Gemäß Art. 2 Abs. 2 BayEUG, ist in Bayern inklusiver Unterricht Aufgabe aller Schulen. Aus der Sicht des Referats für Bildung und Sport ermöglicht eine inklusive Pädagogik ein gemeinsames Leben und Lernen aller Kinder, unabhängig von ihren körperlichen, geistigen und psychischen Bedingungen sowie der ökonomischen, geschlechtlichen, religiösen und ethnisch-kulturellen Ausgangslage. Inklusion ist ein wichtiger Bestandteil der Schulentwicklung, und der Unterricht in Deutscher Gebärdensprache dient der besseren Verständigung zwischen Hörenden und Gebärdenden.

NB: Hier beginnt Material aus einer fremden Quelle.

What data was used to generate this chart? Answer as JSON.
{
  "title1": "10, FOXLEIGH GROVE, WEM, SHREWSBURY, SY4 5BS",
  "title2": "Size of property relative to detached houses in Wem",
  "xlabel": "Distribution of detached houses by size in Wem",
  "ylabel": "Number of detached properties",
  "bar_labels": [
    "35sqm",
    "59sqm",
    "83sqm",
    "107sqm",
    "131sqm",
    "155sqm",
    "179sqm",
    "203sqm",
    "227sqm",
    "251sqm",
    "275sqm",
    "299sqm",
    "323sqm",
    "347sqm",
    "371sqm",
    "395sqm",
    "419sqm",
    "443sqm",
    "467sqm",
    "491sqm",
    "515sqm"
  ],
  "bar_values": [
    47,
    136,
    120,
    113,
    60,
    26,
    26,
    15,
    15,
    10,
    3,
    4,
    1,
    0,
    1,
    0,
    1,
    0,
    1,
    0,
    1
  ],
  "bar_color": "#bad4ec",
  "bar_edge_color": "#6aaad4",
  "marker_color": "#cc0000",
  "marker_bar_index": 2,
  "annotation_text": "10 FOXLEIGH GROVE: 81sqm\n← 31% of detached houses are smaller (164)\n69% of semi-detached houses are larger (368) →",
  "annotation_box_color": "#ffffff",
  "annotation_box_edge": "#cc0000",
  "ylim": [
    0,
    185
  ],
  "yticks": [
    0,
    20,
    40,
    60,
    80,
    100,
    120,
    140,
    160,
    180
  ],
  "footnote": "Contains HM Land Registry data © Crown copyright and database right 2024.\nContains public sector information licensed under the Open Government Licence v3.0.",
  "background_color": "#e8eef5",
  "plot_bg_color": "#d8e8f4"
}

Die rechtliche Situation der städtischen Schulen in München ist jedoch nicht mit der im Antrag angesprochenen Situation in Hamburg zu vergleichen. In der Doppelfunktion als Freie Hansestadt und Bundesland konnte Hamburg im Rahmen seiner Gesetzgebungskompetenz ein entsprechen-
des Wahlpflichtfach einführen.
In Hamburg werden im Zuge der Umsetzung der Inklusion bestimmte
Schulen als sogenannte Schwerpunktschulen bezeichnet. Die Schulen bieten besondere Angebote für Schülerinnen und Schüler, die einen Förderschwerpunkt geistige Entwicklung, körperliche und motorische Entwicklung, Autismus, Sehen oder Hören haben. Insofern sind sie mit den Förderzentren in Bayern zu vergleichen.

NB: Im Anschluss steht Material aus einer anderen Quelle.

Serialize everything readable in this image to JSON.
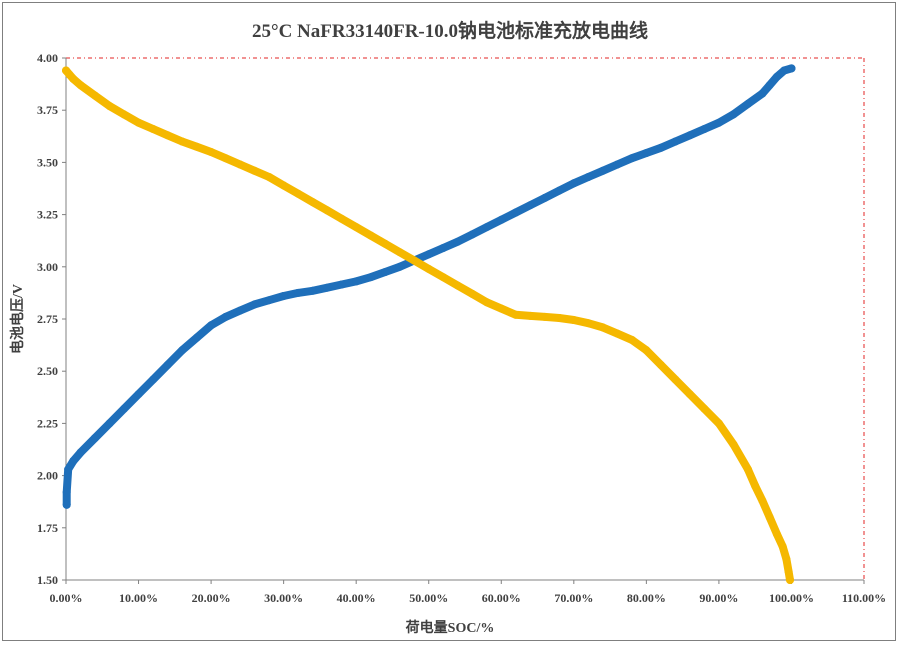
{
  "chart_data": {
    "type": "scatter",
    "title": "25°C NaFR33140FR-10.0钠电池标准充放电曲线",
    "xlabel": "荷电量SOC/%",
    "ylabel": "电池电压/V",
    "xlim": [
      0,
      110
    ],
    "ylim": [
      1.5,
      4.0
    ],
    "x_ticks": [
      "0.00%",
      "10.00%",
      "20.00%",
      "30.00%",
      "40.00%",
      "50.00%",
      "60.00%",
      "70.00%",
      "80.00%",
      "90.00%",
      "100.00%",
      "110.00%"
    ],
    "y_ticks": [
      "4.00",
      "3.75",
      "3.50",
      "3.25",
      "3.00",
      "2.75",
      "2.50",
      "2.25",
      "2.00",
      "1.75",
      "1.50"
    ],
    "grid": false,
    "legend": "none",
    "series": [
      {
        "color": "#1f6fba",
        "x": [
          0.1,
          0.1,
          0.3,
          1,
          2,
          4,
          6,
          8,
          10,
          12,
          14,
          16,
          18,
          20,
          22,
          24,
          26,
          28,
          30,
          32,
          34,
          36,
          38,
          40,
          42,
          44,
          46,
          48,
          50,
          52,
          54,
          56,
          58,
          60,
          62,
          64,
          66,
          68,
          70,
          72,
          74,
          76,
          78,
          80,
          82,
          84,
          86,
          88,
          90,
          92,
          94,
          96,
          97,
          98,
          99,
          100
        ],
        "y": [
          1.86,
          1.92,
          2.03,
          2.07,
          2.11,
          2.18,
          2.25,
          2.32,
          2.39,
          2.46,
          2.53,
          2.6,
          2.66,
          2.72,
          2.76,
          2.79,
          2.82,
          2.84,
          2.86,
          2.875,
          2.885,
          2.9,
          2.915,
          2.93,
          2.95,
          2.975,
          3.0,
          3.03,
          3.06,
          3.09,
          3.12,
          3.155,
          3.19,
          3.225,
          3.26,
          3.295,
          3.33,
          3.365,
          3.4,
          3.43,
          3.46,
          3.49,
          3.52,
          3.545,
          3.57,
          3.6,
          3.63,
          3.66,
          3.69,
          3.73,
          3.78,
          3.83,
          3.87,
          3.91,
          3.94,
          3.95
        ]
      },
      {
        "color": "#f5b800",
        "x": [
          0,
          0.5,
          1,
          2,
          4,
          6,
          8,
          10,
          12,
          14,
          16,
          18,
          20,
          22,
          24,
          26,
          28,
          30,
          32,
          34,
          36,
          38,
          40,
          42,
          44,
          46,
          48,
          50,
          52,
          54,
          56,
          58,
          60,
          62,
          64,
          66,
          68,
          70,
          72,
          74,
          76,
          78,
          80,
          82,
          84,
          86,
          88,
          90,
          92,
          94,
          95,
          96,
          97,
          98,
          98.8,
          99.3,
          99.6,
          99.8
        ],
        "y": [
          3.94,
          3.92,
          3.9,
          3.87,
          3.82,
          3.77,
          3.73,
          3.69,
          3.66,
          3.63,
          3.6,
          3.575,
          3.55,
          3.52,
          3.49,
          3.46,
          3.43,
          3.39,
          3.35,
          3.31,
          3.27,
          3.23,
          3.19,
          3.15,
          3.11,
          3.07,
          3.03,
          2.99,
          2.95,
          2.91,
          2.87,
          2.83,
          2.8,
          2.77,
          2.765,
          2.76,
          2.755,
          2.745,
          2.73,
          2.71,
          2.68,
          2.65,
          2.6,
          2.53,
          2.46,
          2.39,
          2.32,
          2.25,
          2.15,
          2.03,
          1.95,
          1.88,
          1.8,
          1.72,
          1.66,
          1.6,
          1.54,
          1.5
        ]
      }
    ]
  }
}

Die Regelung in Hamburg sieht vor, dass Schwerpunktschulen, die Kinder mit dem Förderschwerpunkt Hören unterrichten, die Einführung des Wahlpflichtfaches Deutsche Gebärdensprache beantragen können.
Der Unterricht in Deutscher Gebärdensprache soll nach den Willen der Antragssteller an den städtischen Schulen in Wahlpflichtfächern bzw. Wahlfächern erfolgen; der Antragstext unterscheidet nicht zwischen den beiden Möglichkeiten.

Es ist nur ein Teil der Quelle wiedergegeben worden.